Decks! Costs and Considerations.
Updated: Sep 16, 2019
While walls are still coming down during our demolition process, we wanted to write about something we are the most excited for in the renovation- our new deck!
When going through a renovation there’s a lot of things that take priority and there are things that are nice-to-haves. The kitchen is usually a big priority. Maybe having enough bathrooms or a nice master bedroom/bath. To have a powder room or not to have a powder room. For us a deck off the living space is just as high priority as all of those other things. Outdoor living in Brooklyn during spring and summer is a must!
Our plan is to build a deck across the back of the building off the kitchen area. While 20 years ago it was very relaxed, the city has gotten very strict recently. Since we’re filing with the DOB we have to be prepared for inspections. In any case, an illegal deck can be an issue when it comes time to refinance or selling the property. It's important to get an architect and file for a permit. We’ve heard and read various different things about this, and it also seems like their is some subjectivity to what you can get approved. The NYC DOB deck requirements are governed by NYC Building Code §3300.
NYC Deck Requirements
- The deck can extend 8’ from the back of the building.
- It can extend to the property line on either side if it is made of non combustible material, otherwise it needs to be 3’ from the property line.
- Railings need to be 42” high
- Support at least 40 lbs. per square foot.
- Anchorage with no nails and bracing at the beams
- No storage underneath.
- A permit is required
Our approved plan is for a fully legal steel deck 8’x19’ with stairs to the back yard.
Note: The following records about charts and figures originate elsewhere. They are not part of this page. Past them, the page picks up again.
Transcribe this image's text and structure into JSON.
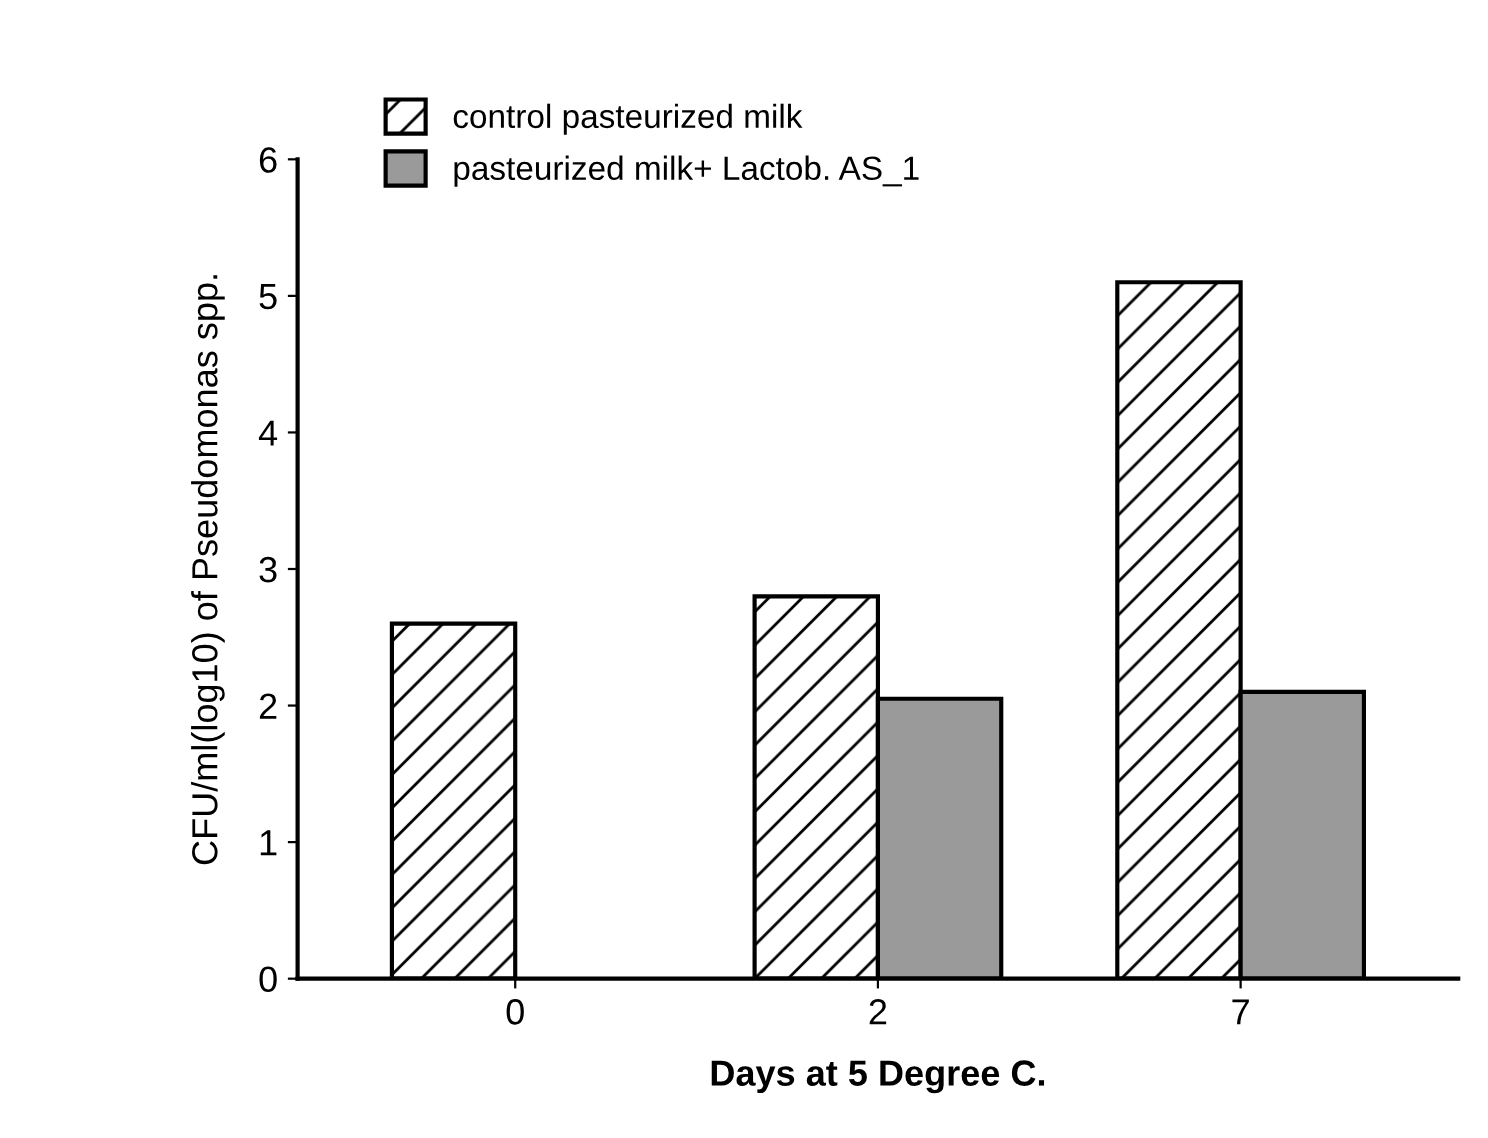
{
  "chart_data": {
    "type": "bar",
    "xlabel": "Days at 5 Degree C.",
    "ylabel": "CFU/ml(log10) of Pseudomonas spp.",
    "categories": [
      "0",
      "2",
      "7"
    ],
    "series": [
      {
        "name": "control pasteurized milk",
        "color": "#000000",
        "values": [
          2.6,
          2.8,
          5.1
        ]
      },
      {
        "name": "pasteurized milk+ Lactob. AS_1",
        "color": "#9a9a9a",
        "values": [
          null,
          2.05,
          2.1
        ]
      }
    ],
    "ylim": [
      0,
      6
    ],
    "yticks": [
      0,
      1,
      2,
      3,
      4,
      5,
      6
    ],
    "grid": false,
    "legend": "top"
  }
}
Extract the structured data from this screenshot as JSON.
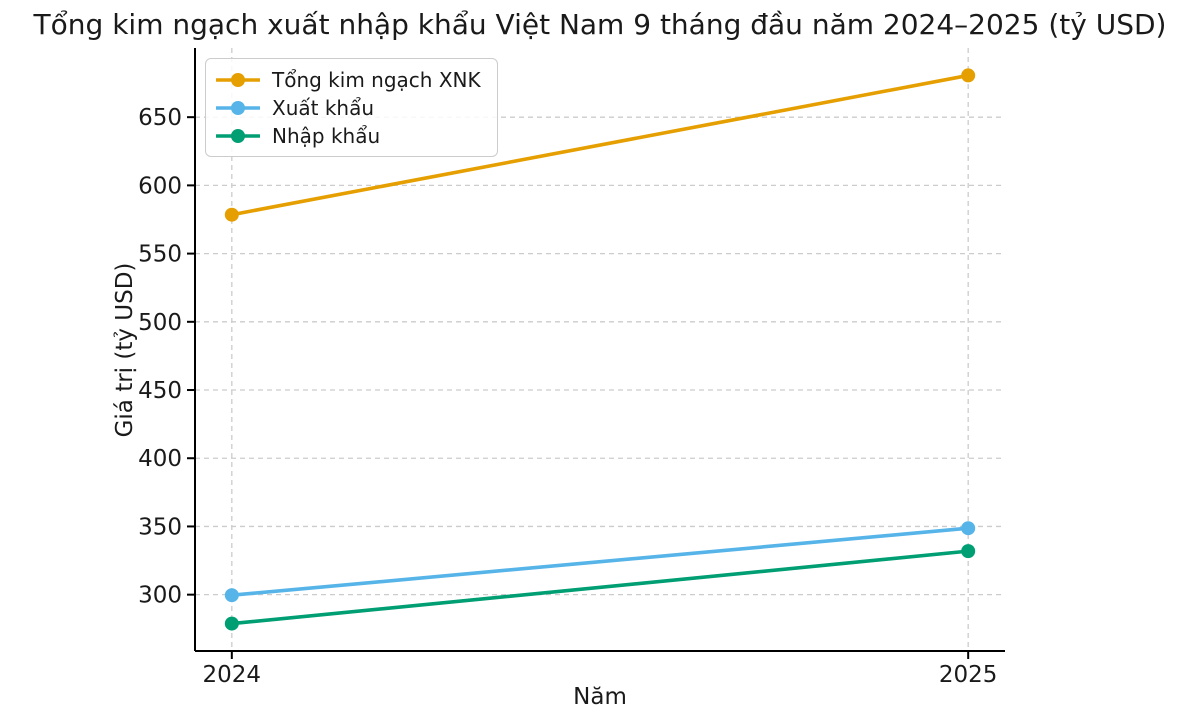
{
  "chart_data": {
    "type": "line",
    "title": "Tổng kim ngạch xuất nhập khẩu Việt Nam 9 tháng đầu năm 2024–2025 (tỷ USD)",
    "xlabel": "Năm",
    "ylabel": "Giá trị (tỷ USD)",
    "x": [
      2024,
      2025
    ],
    "xtick_labels": [
      "2024",
      "2025"
    ],
    "yticks": [
      300,
      350,
      400,
      450,
      500,
      550,
      600,
      650
    ],
    "xlim": [
      2023.95,
      2025.05
    ],
    "ylim": [
      258.7,
      700.7
    ],
    "grid": true,
    "grid_style": "dashed",
    "legend_position": "upper left",
    "marker": "o",
    "series": [
      {
        "name": "Tổng kim ngạch XNK",
        "color": "#E69F00",
        "values": [
          578.5,
          680.6
        ]
      },
      {
        "name": "Xuất khẩu",
        "color": "#56B4E9",
        "values": [
          299.6,
          348.7
        ]
      },
      {
        "name": "Nhập khẩu",
        "color": "#009E73",
        "values": [
          278.8,
          331.9
        ]
      }
    ]
  },
  "colors": {
    "grid": "#cccccc",
    "spine": "#000000",
    "text": "#1a1a1a",
    "background": "#ffffff"
  }
}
A lot of decks in Brooklyn end up being built with a couple of stairs up from floor level. It’s better than having no outside access at all but we want to make sure we can walk straight out with no stairs. We are going to remove an existing window and put in a glass door. Although the window is tall enough to pop in an 8’ door, we decided to demo the masonry below the window to floor level so we won’t have a step up. It’s a little more expensive and is considered exterior demolition so we needed to notify all our neighbors, but we think it’s worth it! We are also demolishing a small mudroom on the garden level for several reasons, one being so that we can extend our deck in place of it.
The requirements for a deck that falls within 3 feet of the property line are that it must be made from non-combustible materials. That means that most legal decks that span the parlor level of a townhouse are made from steel frames with wood components built on top. Ipe is a popular wood for decks that supposedly lasts the longest. There are also wood composite products such as Trex. Considerations should be if it meets requirements for the placement of your deck, how long it will last, and the type of upkeep required to maintain it.
Loss of light downstairs
Garden apartments struggle for light and most people who we show around the place comment that the deck will not help. That’s true and is a consideration, but it’s too important to us for that to hold us back! Since we’re demolishing the mudroom we’re going to put in a nice glass door that should counter some of the loss of light. We'll also give the garden tenants access to the backyard so hopefully that will be a selling point.
One thing that we’re compromising on is opening up a larger opening in the back of the building for a glass slider. We’ve seen a few places with it and it’s very nice, but we have a limited budget so something had to give. The amount of masonry that needs to be done was cost prohibitive for us. So while a deck is a must-have, the larger opening is something we can easily compromise on.
Cost and value.
For many people looking for property having nice outdoor space is a must. I remember a few years ago when I was hunting for an apartment with outdoor space the inventory was low. I saw the same people at every open house because they were after the same thing I was. There were bidding wars on all of them and they all went to well over asking (sometimes $100k+). While we are spending $20,000 on a deck, we think the return will be many times that if we sell in a few year. The costs are for the steel fabrication and installation including excavating for the posts.
We expect our project to be done at the beginning of summer and we are looking forward to being able to immediately get out on our deck! Does anyone have anymore more deck advice, do's or don't's, legality issues, or anything else to share?